Metadata

Storm Clouds Over the Badlands

When I first began watching the TV series “Person of Interest”, I blogged about it here. I can now proudly proclaim that I have successfully binged all 103 of its episodes. This may not seem like all that much of an accomplishment, but for me completing a TV series is rare. I don’t think that I’ll ever do the same with “Game of Thrones”. Kudos to creator Jonathan Nolan for holding my attention.

Over the show’s five seasons it morphed from a buddy act to a battle for the future of humanity. In the beginning, two guys with the help of an all-seeing artificial intelligence try to do good and save people whose number has come up. Over time an ensemble coalesces into a resistance to a rival AI that is taking over the world. One of the series’ high points was its prediction of Edward Snowden and his data breach that outed the NSA’s spying on America. Homage was paid to Snowden in the show’s final episode when the wi-fi modem that he purportedly used to first breach the NSA network is filched from an evidence locker and is again used to breach the agency’s firewall.  

“Person of Interest” is fiction, but in this week’s New Yorker is an article that goes down many of the same rabbit holes that it had. Author Dexter Filkins’ “Enigma Machines” as the article (Paywall) is entitled in the magazine’s print edition, dissects a particularly arcane aspect of the Russian investigation. It involves the 2016 computer communications between the Trump organization and the Russian Alfa bank that could have been the mechanism for collusion.

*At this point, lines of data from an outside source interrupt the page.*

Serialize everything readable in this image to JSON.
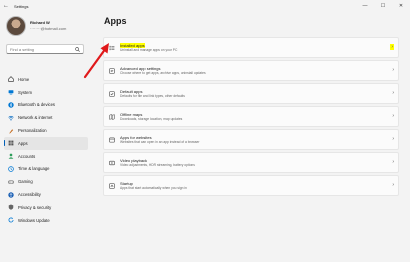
{
  "window": {
    "title": "Settings",
    "back_glyph": "←",
    "minimize_glyph": "—",
    "maximize_glyph": "☐",
    "close_glyph": "✕"
  },
  "profile": {
    "name": "Richard W",
    "email": "········@hotmail.com"
  },
  "search": {
    "placeholder": "Find a setting",
    "icon": "search-icon"
  },
  "nav": [
    {
      "label": "Home",
      "icon": "home-icon",
      "color": "#444444"
    },
    {
      "label": "System",
      "icon": "system-icon",
      "color": "#0078d4"
    },
    {
      "label": "Bluetooth & devices",
      "icon": "bluetooth-icon",
      "color": "#0078d4"
    },
    {
      "label": "Network & internet",
      "icon": "network-icon",
      "color": "#0067c0"
    },
    {
      "label": "Personalization",
      "icon": "personalization-icon",
      "color": "#c46a1c"
    },
    {
      "label": "Apps",
      "icon": "apps-icon",
      "color": "#555555",
      "active": true
    },
    {
      "label": "Accounts",
      "icon": "accounts-icon",
      "color": "#2e9e5b"
    },
    {
      "label": "Time & language",
      "icon": "time-icon",
      "color": "#0078d4"
    },
    {
      "label": "Gaming",
      "icon": "gaming-icon",
      "color": "#666666"
    },
    {
      "label": "Accessibility",
      "icon": "accessibility-icon",
      "color": "#1a5fb4"
    },
    {
      "label": "Privacy & security",
      "icon": "privacy-icon",
      "color": "#666666"
    },
    {
      "label": "Windows Update",
      "icon": "update-icon",
      "color": "#0078d4"
    }
  ],
  "page_title": "Apps",
  "cards": [
    {
      "title": "Installed apps",
      "subtitle": "Uninstall and manage apps on your PC",
      "icon": "installed-apps-icon",
      "highlighted": true
    },
    {
      "title": "Advanced app settings",
      "subtitle": "Choose where to get apps, archive apps, uninstall updates",
      "icon": "advanced-apps-icon"
    },
    {
      "title": "Default apps",
      "subtitle": "Defaults for file and link types, other defaults",
      "icon": "default-apps-icon"
    },
    {
      "title": "Offline maps",
      "subtitle": "Downloads, storage location, map updates",
      "icon": "offline-maps-icon"
    },
    {
      "title": "Apps for websites",
      "subtitle": "Websites that can open in an app instead of a browser",
      "icon": "apps-websites-icon"
    },
    {
      "title": "Video playback",
      "subtitle": "Video adjustments, HDR streaming, battery options",
      "icon": "video-playback-icon"
    },
    {
      "title": "Startup",
      "subtitle": "Apps that start automatically when you sign in",
      "icon": "startup-icon"
    }
  ],
  "colors": {
    "accent": "#005fb8",
    "highlight": "#ffff00",
    "arrow": "#e0191b"
  }
}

The Domain Name System (DNS), a worldwide network that acts as the Internet’s phone book, is at the heart of this investigative piece. The DNS is ubiquitous on the Internet. You used it to find this post. The gist of the article is that much like the NSA use of phone metadata, who called who, when and where, a similar hack of the DNS existed in 2016. With this hack, as the article lays out, a meticulously detailed communications chronology is described.

Filkins has written an interesting article, but as the print edition’s title alludes to, it is ultimately unsatisfying and the reader is left with an enigma. This is the fundamental problem with metadata. It can tell you who and when, but never what. You know when two parties communicated, but you don’t know what they were saying. In the case of the Trump-Alfa logs, it could be collusion or it could just as well be marketing spam.

For the NSA, just knowing who a person of interest is communicating with is relevant. Piecing together such leads is how they eventually track and takedown terrorist networks. Filkins’ article does offer some tantalizing clues using the timing and frequency of the Trump-Alfa communications, but there is no smoking gun here and in the end it is all circumstantial. The NSA uses metadata as a filter to whittle down their leads to a manageable number that can then be prosecuted using more traditional means. Filkins concludes that any resolution to the enigma of the Trump-Alfa logs will require an analogous approach.

In The Atlantic, Franklin Foer, who first broke the Alfa Bank story in Slate, a week before the 2016 election, has revisited his story in light of Filkins’ New Yorker article. It provides some journalistic back story to this investigation.